Mme Brushett: Quel revenu cela produit-il?

M. Shillington: Je ne suis pas actuaire, mais ces messieurs pourraient vous aider.

Mme Brushett: Dans quoi...

M. Shillington: Il y a des fonctionnaires des finances qui sont très bien payés pour répondre à ce genre de questions.

Une voix: Nous pouvons faire...

M. Shillington: Sont-ils là?

M. Pillitteri: Monsieur le président, cette table ronde me rappelle celle de l'année dernière, où chacun venait ici pour supplier : ne me touchez pas, ne me coupez rien, ne me taxez pas, moi ou mon groupe. Rien n'a changé. Seul M. Shillington est venu avec le même programme et il y a tous les autres.

.1725

Je me demande si nous ne pourrions pas, en tant que Canadiens, essayer de répartir le fardeau entre nous tous, au lieu de défendre nos intérêts étroits, et mettre quelque chose sur la table pour tout le monde afin que nous ayons de meilleurs lendemains.

Je vous remercie, monsieur le président.

Le président: Je vous remercie, monsieur Pillitteri.

Madame Stewart, s'il vous plaît.

Mme Stewart (Brant): Monsieur Shillington, une notion que vous avez abordée dans vos remarques liminaires et qui m'a fascinée était que les exemptions ne sont pas fonction du besoin. Nous ne considérons pas les exemptions fiscales ou les dépenses fiscales en fonction du besoin, alors que nous le faisons pour les prestations.

M. Shillington: Si, nous le faisons parfois.

Souvenez-vous que la déduction pour enfants à charge a été éliminée parce que c'était un gaspillage d'argent que de la donner aux présidents de banque. Parfois, nous disons qu'il n'est pas nécessaire d'accorder une déduction pour enfants à charge aux Canadiens à haut revenu, pas plus que le crédit en fonction de l'âge, la déduction accordée aux plus de 65 ans, et cette dernière est maintenant fonction du revenu. Nous le faisons donc parfois, mais ce semble être surtout pour les programmes ayant une connotation sociale. Nous n'appliquons pas ce critère aux REER, aux gains en capital, au crédit d'impôt pour dividendes ou ce genre de dégrèvements.

Le président: Monsieur Grubel.

M. Grubel: J'ai une question pour M. Rubbra. Il y a réellement deux raisons de percevoir des taxes d'accise. L'une est de décourager la consommation parce qu'on considère la consommation d'alcool un peu comme un péché.

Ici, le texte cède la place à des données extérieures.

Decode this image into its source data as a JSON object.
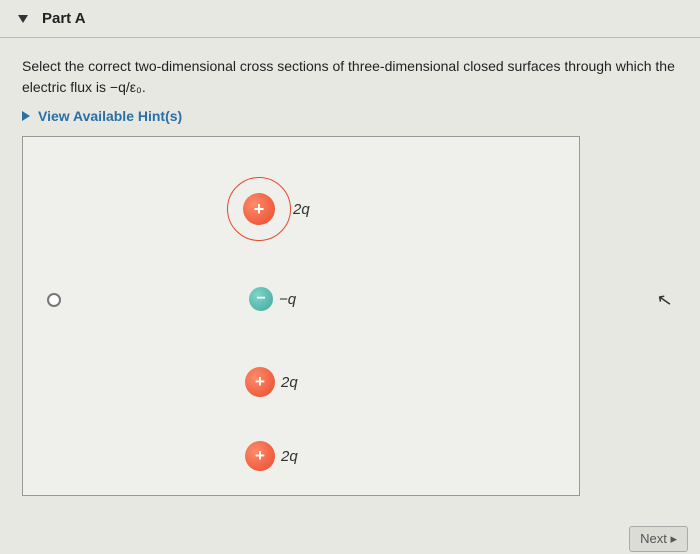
{
  "header": {
    "part_label": "Part A"
  },
  "question": {
    "line1": "Select the correct two-dimensional cross sections of three-dimensional closed surfaces through which the",
    "line2_prefix": "electric flux is ",
    "line2_expr": "−q/ε₀",
    "line2_suffix": "."
  },
  "hints": {
    "label": "View Available Hint(s)"
  },
  "charges": [
    {
      "sign": "+",
      "label": "2q",
      "has_ring": true
    },
    {
      "sign": "−",
      "label": "−q",
      "has_ring": false
    },
    {
      "sign": "+",
      "label": "2q",
      "has_ring": false
    },
    {
      "sign": "+",
      "label": "2q",
      "has_ring": false
    }
  ],
  "nav": {
    "next": "Next ▸"
  }
}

Il est à peu près clair que si l'on commence à frapper un produit d'une taxe faible, il en résultera une baisse de la consommation. Plus on augmente la taxe, et plus la consommation diminue. Mais il vient un point critique où la contrebande ou la fraude intervient et à partir duquel une nouvelle majoration de la taxe d'accise ne parvient plus à décourager la consommation d'un produit. De fait, il vient un moment, où si l'on majore encore davantage les taxes, l'économie souterraine prendra tellement bien le relais que la consommation que l'on veut décourager augmente au contraire.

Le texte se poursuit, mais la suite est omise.